Он поехал к западному выходу с ярмарки, чтобы забрать оттуда западную заставу из двадцати человек. Но как доехал до конца, так увидал, что там торговали скотом. И среди трех десятков лошадей увидал их. Ах, как были хороши две кобылки и один жеребчик. Все молоды, двухлетки. И масть, и экстерьер. Он даже слез с коня, чтобы посмотреть зубы и ноги. На обратном пути не удержался, велел солдатам взять трех лошадок с собой, на племя. Или на продажу, если с разведением не выйдет. Любая из лошадей тянула на шестьдесят
Он ехал последний, с ним был Максимилиан, он вез его штандарт, и Увалень, кавалер остановил коня посреди ярмарки. Он видел людей, что выглядывали из-за лавок, из-за стеллажей, досок, из-за бесконечных корзин с древесным углем. Он даже приподнялся на стременах, чтобы его лучше было видно и дальше слышно, прокричал:
— Я Иероним Фолькоф, рыцарь божий, господин фон Эшбахт, пришел к вам по требованию чести и справедливости. Это все вам за то, что были вы злы и спесивы, чести не знаете. То вам расчет был за Карла Брюнхвальда и честь мою. Считаю, что теперь мы квиты.
— Что б ты сдох! — донесся в ответ ему звонкий женский голос.
— Ты ответишь за свое зло, пес благородный, — донесся мужской.
— Благородная сволочь!
— Греть тебе в аду!
— Папист, сатана!
Он ехал вдоль ярмарки, а хула и проклятия неслись ему в след.
Кое-кто из местных, расхрабрившись, выходил из укрытия ему в след и кидали камни. Но кидали издалека, а стоило Увальню, что шел рядом с Волковым, поворотиться, так «храбрецы» сразу прятались.
Так под проклятия и угрозы он и выехал с ярмарки и направился к лагерю, к лодкам.
На подъезде к лагерю они нагнали последние телеги, что ехали туда. В одной из телег лежала девка. Лежала лицо зареванное, в слезах. Была она совсем молода, лет пятнадцати. Волков удивился, но проехал дальше, пока не доехал до солдата, который тащил с собой на веревке еще одну девку. Солдат уже был немолодой, щетина на подбородке белая. А девка, видно, что из крестьян, так ей лет семнадцать было. Выла она в голос. Заливалась слезами.
— На кой черт ты ее с собой тащишь? — спросил Волков у солдата. — Бери ее тут и отпускай к родителям.
— Господин, — заголосила девка, — велите ему меня отпустить.
— Нет, господин, — наотрез отказался солдат. — С собой возьму.

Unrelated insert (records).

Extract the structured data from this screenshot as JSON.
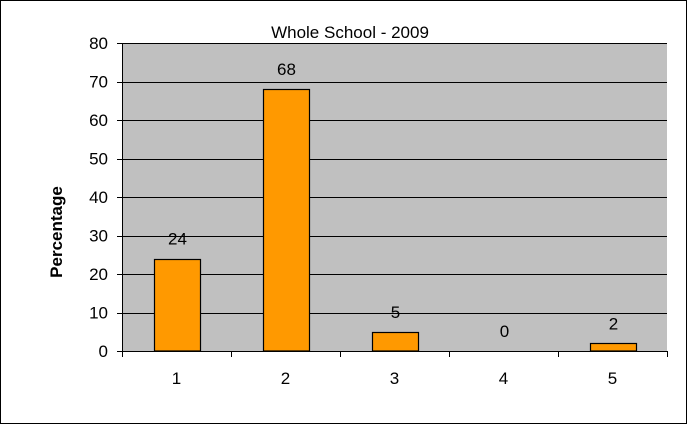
{
  "chart_data": {
    "type": "bar",
    "title": "Whole School - 2009",
    "xlabel": "",
    "ylabel": "Percentage",
    "categories": [
      "1",
      "2",
      "3",
      "4",
      "5"
    ],
    "values": [
      24,
      68,
      5,
      0,
      2
    ],
    "data_labels": [
      "24",
      "68",
      "5",
      "0",
      "2"
    ],
    "ylim": [
      0,
      80
    ],
    "yticks": [
      0,
      10,
      20,
      30,
      40,
      50,
      60,
      70,
      80
    ],
    "ytick_labels": [
      "0",
      "10",
      "20",
      "30",
      "40",
      "50",
      "60",
      "70",
      "80"
    ],
    "grid": true,
    "legend": false,
    "colors": {
      "bar_fill": "#FF9900",
      "bar_stroke": "#000000",
      "plot_background": "#C0C0C0",
      "gridline": "#000000"
    }
  }
}
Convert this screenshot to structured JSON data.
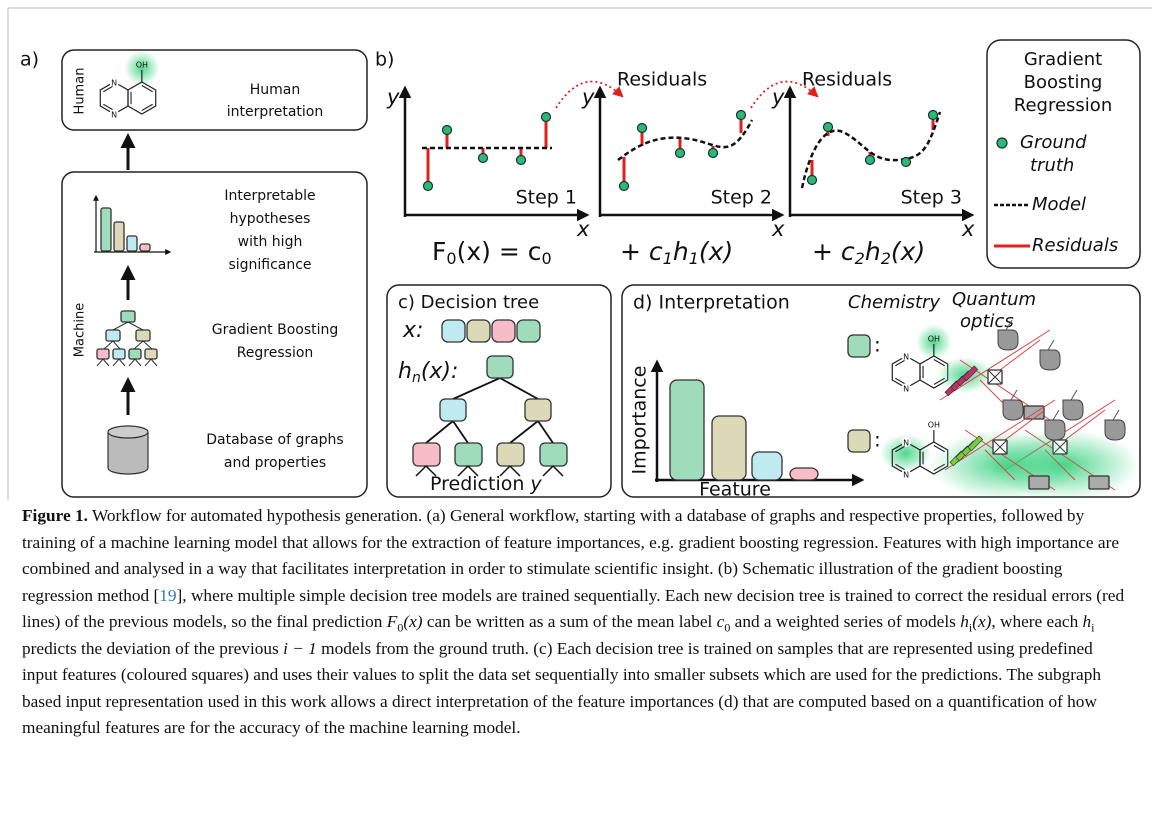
{
  "panel_a": {
    "label": "a)",
    "human_label": "Human",
    "human_text": [
      "Human",
      "interpretation"
    ],
    "oh": "OH",
    "n_atom": "N",
    "machine_label": "Machine",
    "hypotheses": [
      "Interpretable",
      "hypotheses",
      "with high",
      "significance"
    ],
    "gbr": [
      "Gradient Boosting",
      "Regression"
    ],
    "database": [
      "Database of graphs",
      "and properties"
    ]
  },
  "panel_b": {
    "label": "b)",
    "y_axis": "y",
    "x_axis": "x",
    "residuals": "Residuals",
    "steps": [
      "Step 1",
      "Step 2",
      "Step 3"
    ],
    "formulas": [
      [
        "F",
        "0",
        "(x) = c",
        "0"
      ],
      [
        "+ ",
        "c",
        "1",
        "h",
        "1",
        "(x)"
      ],
      [
        "+ ",
        "c",
        "2",
        "h",
        "2",
        "(x)"
      ]
    ]
  },
  "legend": {
    "title": [
      "Gradient",
      "Boosting",
      "Regression"
    ],
    "ground_truth": [
      "Ground",
      "truth"
    ],
    "model": "Model",
    "residuals": "Residuals"
  },
  "panel_c": {
    "title": "c) Decision tree",
    "x_label": "x:",
    "h_label": [
      "h",
      "n",
      "(x):"
    ],
    "prediction": "Prediction",
    "prediction_var": "y"
  },
  "panel_d": {
    "title": "d) Interpretation",
    "chemistry": "Chemistry",
    "quantum_optics": [
      "Quantum",
      "optics"
    ],
    "y_axis": "Importance",
    "x_axis": "Feature",
    "colon": ":"
  },
  "caption": {
    "label": "Figure 1.",
    "runs": [
      "Workflow for automated hypothesis generation. (a) General workflow, starting with a database of graphs and respective properties, followed by training of a machine learning model that allows for the extraction of feature importances, e.g. gradient boosting regression. Features with high importance are combined and analysed in a way that facilitates interpretation in order to stimulate scientific insight. (b) Schematic illustration of the gradient boosting regression method [",
      "19",
      "], where multiple simple decision tree models are trained sequentially. Each new decision tree is trained to correct the residual errors (red lines) of the previous models, so the final prediction ",
      "F",
      "0",
      "(x)",
      " can be written as a sum of the mean label ",
      "c",
      "0",
      " and a weighted series of models ",
      "h",
      "i",
      "(x)",
      ", where each ",
      "h",
      "i",
      " predicts the deviation of the previous ",
      "i − 1",
      " models from the ground truth. (c) Each decision tree is trained on samples that are represented using predefined input features (coloured squares) and uses their values to split the data set sequentially into smaller subsets which are used for the predictions. The subgraph based input representation used in this work allows a direct interpretation of the feature importances (d) that are computed based on a quantification of how meaningful features are for the accuracy of the machine learning model."
    ]
  }
}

— Да зачем она тебе? Только место в лодке замет.
— Женюсь на ней, — сказал солдат.
— У меня жених есть, — завизжала девица. И врезала по каске солдата кулачком от злости. — А ты старый!
Но тот только засмеялся, не выпустил ее, сказал:
— Ничего, я хоть и старый, но покрепче ваших деревенских и молодых буду. Ничего, довольна будешь, как обвенчаемся.
— Господин, — завыла девка еще громче, — велите меня отпустить. Жених у меня…
А солдат глянул на него испуганно, словно Волков у него что-то ценное, очень ценное сейчас отнимать будет.
Он ничего не сказал, поехал вперед. Пусть солдат себе жену заведет молодую. Жизнь солдатская нелегкая, так пусть к сединам хоть чуть-чуть счастливыми побудут.
А подъехал к лагерю, так там полтора десятка молодых баб сидят серди куч захваченного добра. Сидят все воют. Горе по щекам размазывают.